La guerre de Réforme de la Ligue Schmalkaldique

La Ligue Schmalkaldique, une alliance de princes luthériens et de villes qui se sont engagés à se protéger mutuellement contre toute attaque à motivation religieuse a duré seize ans. La Réforme avait encore divisé l'Europe déjà fragmentée par des différences culturelles, économiques et politiques. Dans le Saint Empire romain germanique, qui couvrait une grande partie de l'Europe centrale, les nouveaux princes luthériens s'affrontèrent avec leur empereur: il était le chef séculier de l'Église catholique et ils faisaient partie d'une hérésie. Ils se sont regroupés pour survivre.

L'Empire se divise

Au milieu des années 1500, le Saint-Empire romain germanique était un groupement fragmentaire de plus de 300 territoires, qui allaient de grands duchés à des villes uniques; bien que largement indépendants, ils devaient tous une forme de loyauté à l'empereur. Après que Luther a déclenché un débat religieux massif en 1517, via la publication de ses 95 thèses, de nombreux territoires allemands ont adopté ses idées et se sont éloignés de l'Église catholique existante. Cependant, l'Empire était une institution intrinsèquement catholique et l'empereur était le chef séculier d'une église catholique qui considérait désormais les idées de Luther comme une hérésie. En 1521, l'empereur Charles V s'engagea à retirer les luthériens (cette nouvelle branche de la religion ne s'appelait pas encore le protestantisme) de son royaume, avec force si nécessaire.

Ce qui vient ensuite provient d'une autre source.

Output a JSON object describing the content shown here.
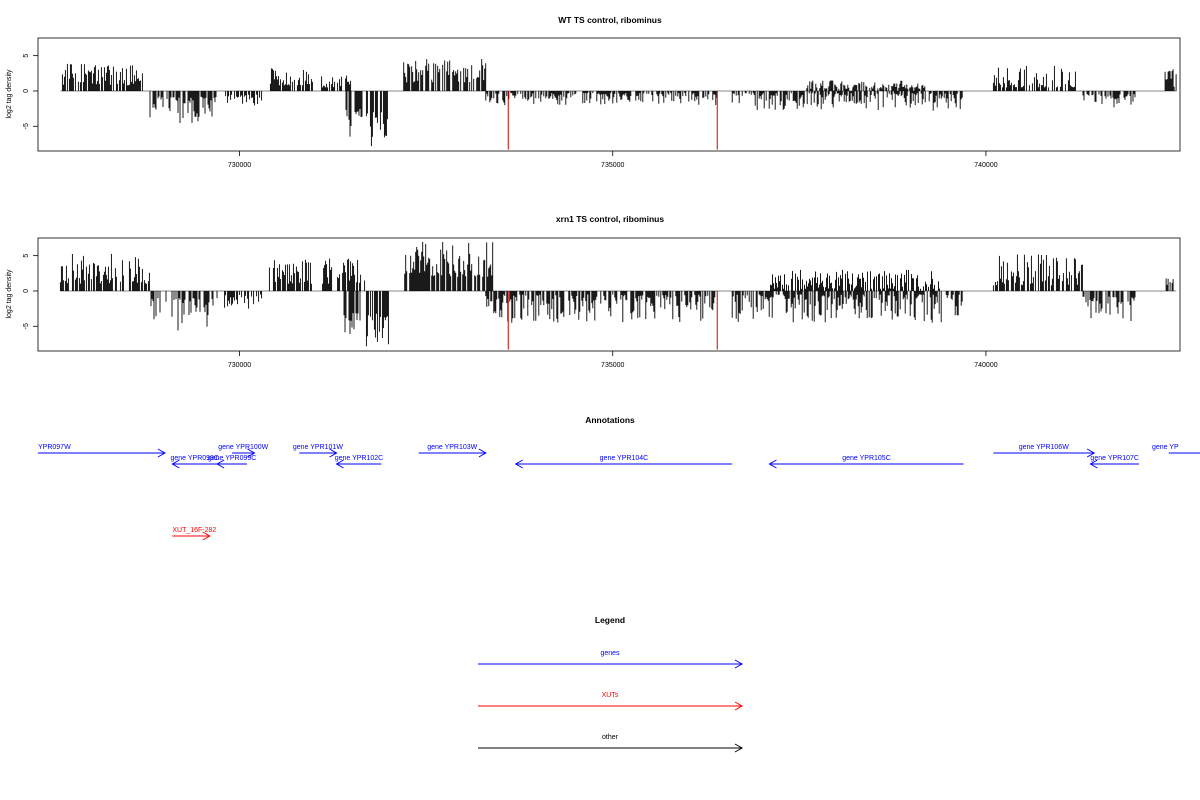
{
  "chart_data": [
    {
      "type": "bar",
      "title": "WT TS control, ribominus",
      "ylabel": "log2 tag density",
      "xlim": [
        727300,
        742600
      ],
      "ylim": [
        -8.5,
        7.5
      ],
      "x_ticks": [
        730000,
        735000,
        740000
      ],
      "x_tick_labels": [
        "730000",
        "735000",
        "740000"
      ],
      "y_ticks": [
        -5,
        0,
        5
      ],
      "y_tick_labels": [
        "-5",
        "0",
        "5"
      ],
      "profile": {
        "description_of_segments": "x ranges in genomic coordinates, approx signal amplitude range",
        "segments": [
          {
            "x0": 727600,
            "x1": 728700,
            "min": 0.8,
            "max": 4.0,
            "sign": 1
          },
          {
            "x0": 728800,
            "x1": 729700,
            "min": 0.8,
            "max": 4.6,
            "sign": -1
          },
          {
            "x0": 729800,
            "x1": 730300,
            "min": 0.5,
            "max": 2.2,
            "sign": -1
          },
          {
            "x0": 730400,
            "x1": 731000,
            "min": 0.8,
            "max": 3.4,
            "sign": 1
          },
          {
            "x0": 731100,
            "x1": 731500,
            "min": 0.5,
            "max": 2.2,
            "sign": 1
          },
          {
            "x0": 731400,
            "x1": 731650,
            "min": 2.5,
            "max": 6.5,
            "sign": -1
          },
          {
            "x0": 731700,
            "x1": 732000,
            "min": 3.0,
            "max": 8.0,
            "sign": -1
          },
          {
            "x0": 732200,
            "x1": 733300,
            "min": 1.2,
            "max": 4.6,
            "sign": 1
          },
          {
            "x0": 733300,
            "x1": 736400,
            "min": 0.3,
            "max": 2.0,
            "sign": -1
          },
          {
            "x0": 736600,
            "x1": 739700,
            "min": 0.3,
            "max": 2.8,
            "sign": -1
          },
          {
            "x0": 737600,
            "x1": 739200,
            "min": 0.3,
            "max": 1.5,
            "sign": 1
          },
          {
            "x0": 740100,
            "x1": 741200,
            "min": 0.5,
            "max": 3.6,
            "sign": 1
          },
          {
            "x0": 741300,
            "x1": 742000,
            "min": 0.4,
            "max": 2.4,
            "sign": -1
          },
          {
            "x0": 742400,
            "x1": 742550,
            "min": 0.6,
            "max": 3.2,
            "sign": 1
          }
        ],
        "red_markers": [
          733600,
          736400
        ],
        "red_marker_value": -8.3
      }
    },
    {
      "type": "bar",
      "title": "xrn1 TS control, ribominus",
      "ylabel": "log2 tag density",
      "xlim": [
        727300,
        742600
      ],
      "ylim": [
        -8.5,
        7.5
      ],
      "x_ticks": [
        730000,
        735000,
        740000
      ],
      "x_tick_labels": [
        "730000",
        "735000",
        "740000"
      ],
      "y_ticks": [
        -5,
        0,
        5
      ],
      "y_tick_labels": [
        "-5",
        "0",
        "5"
      ],
      "profile": {
        "segments": [
          {
            "x0": 727600,
            "x1": 728800,
            "min": 1.0,
            "max": 5.3,
            "sign": 1
          },
          {
            "x0": 728800,
            "x1": 729700,
            "min": 1.0,
            "max": 5.8,
            "sign": -1
          },
          {
            "x0": 729800,
            "x1": 730300,
            "min": 0.5,
            "max": 2.5,
            "sign": -1
          },
          {
            "x0": 730400,
            "x1": 731000,
            "min": 1.0,
            "max": 5.0,
            "sign": 1
          },
          {
            "x0": 731100,
            "x1": 731700,
            "min": 1.0,
            "max": 5.0,
            "sign": 1
          },
          {
            "x0": 731400,
            "x1": 731650,
            "min": 3.0,
            "max": 7.0,
            "sign": -1
          },
          {
            "x0": 731700,
            "x1": 732000,
            "min": 3.0,
            "max": 8.3,
            "sign": -1
          },
          {
            "x0": 732200,
            "x1": 733400,
            "min": 2.0,
            "max": 7.0,
            "sign": 1
          },
          {
            "x0": 733300,
            "x1": 736400,
            "min": 0.5,
            "max": 4.5,
            "sign": -1
          },
          {
            "x0": 736600,
            "x1": 739700,
            "min": 0.5,
            "max": 4.5,
            "sign": -1
          },
          {
            "x0": 737100,
            "x1": 739400,
            "min": 0.3,
            "max": 3.0,
            "sign": 1
          },
          {
            "x0": 740100,
            "x1": 741300,
            "min": 0.8,
            "max": 5.2,
            "sign": 1
          },
          {
            "x0": 741300,
            "x1": 742000,
            "min": 0.8,
            "max": 4.5,
            "sign": -1
          },
          {
            "x0": 742400,
            "x1": 742550,
            "min": 0.6,
            "max": 3.6,
            "sign": 1
          }
        ],
        "red_markers": [
          733600,
          736400
        ],
        "red_marker_value": -8.3
      }
    },
    {
      "type": "annotation-track",
      "title": "Annotations",
      "xlim": [
        727300,
        742600
      ],
      "features": [
        {
          "label": "YPR097W",
          "display_label": "YPR097W",
          "class": "gene",
          "start": 727300,
          "end": 729000,
          "strand": "+",
          "row": 0
        },
        {
          "label": "gene YPR098C",
          "class": "gene",
          "start": 729100,
          "end": 729700,
          "strand": "-",
          "row": 1
        },
        {
          "label": "gene YPR099C",
          "class": "gene",
          "start": 729700,
          "end": 730100,
          "strand": "-",
          "row": 1
        },
        {
          "label": "gene YPR100W",
          "class": "gene",
          "start": 729900,
          "end": 730200,
          "strand": "+",
          "row": 0
        },
        {
          "label": "gene YPR101W",
          "class": "gene",
          "start": 730800,
          "end": 731300,
          "strand": "+",
          "row": 0
        },
        {
          "label": "gene YPR102C",
          "class": "gene",
          "start": 731300,
          "end": 731900,
          "strand": "-",
          "row": 1
        },
        {
          "label": "gene YPR103W",
          "class": "gene",
          "start": 732400,
          "end": 733300,
          "strand": "+",
          "row": 0
        },
        {
          "label": "gene YPR104C",
          "class": "gene",
          "start": 733700,
          "end": 736600,
          "strand": "-",
          "row": 1
        },
        {
          "label": "gene YPR105C",
          "class": "gene",
          "start": 737100,
          "end": 739700,
          "strand": "-",
          "row": 1
        },
        {
          "label": "gene YPR106W",
          "class": "gene",
          "start": 740100,
          "end": 741450,
          "strand": "+",
          "row": 0
        },
        {
          "label": "gene YPR107C",
          "class": "gene",
          "start": 741400,
          "end": 742050,
          "strand": "-",
          "row": 1
        },
        {
          "label": "gene YP",
          "class": "gene",
          "start": 742450,
          "end": 742600,
          "strand": "+",
          "row": 0
        },
        {
          "label": "XUT_16F-282",
          "class": "xut",
          "start": 729100,
          "end": 729600,
          "strand": "+",
          "row": 2
        }
      ]
    },
    {
      "type": "legend",
      "title": "Legend",
      "entries": [
        {
          "label": "genes",
          "color": "#0000ff"
        },
        {
          "label": "XUTs",
          "color": "#ff0000"
        },
        {
          "label": "other",
          "color": "#000000"
        }
      ]
    }
  ],
  "colors": {
    "bars": "#000000",
    "red_marker": "#d00000",
    "gene": "#0000ff",
    "xut": "#ff0000",
    "other": "#000000",
    "axis": "#000000",
    "zero_line": "#a0a0a0"
  }
}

Il n'y a pas eu de conflit armé immédiat. Les territoires luthériens devaient encore allégeance à l'empereur, même s'ils étaient implicitement opposés à son rôle dans l'Église catholique; il était, après tout, le chef de leur empire. De même, bien que l'empereur était opposé aux luthériens, il était paralysé sans eux: l'Empire avait de puissantes ressources, mais celles-ci étaient réparties entre des centaines d'États. Tout au long des années 1520, Charles a eu besoin de leur soutien - militairement, politiquement et économiquement - et il a donc été empêché d'agir contre eux. Par conséquent, les idées luthériennes ont continué à se répandre parmi les territoires allemands.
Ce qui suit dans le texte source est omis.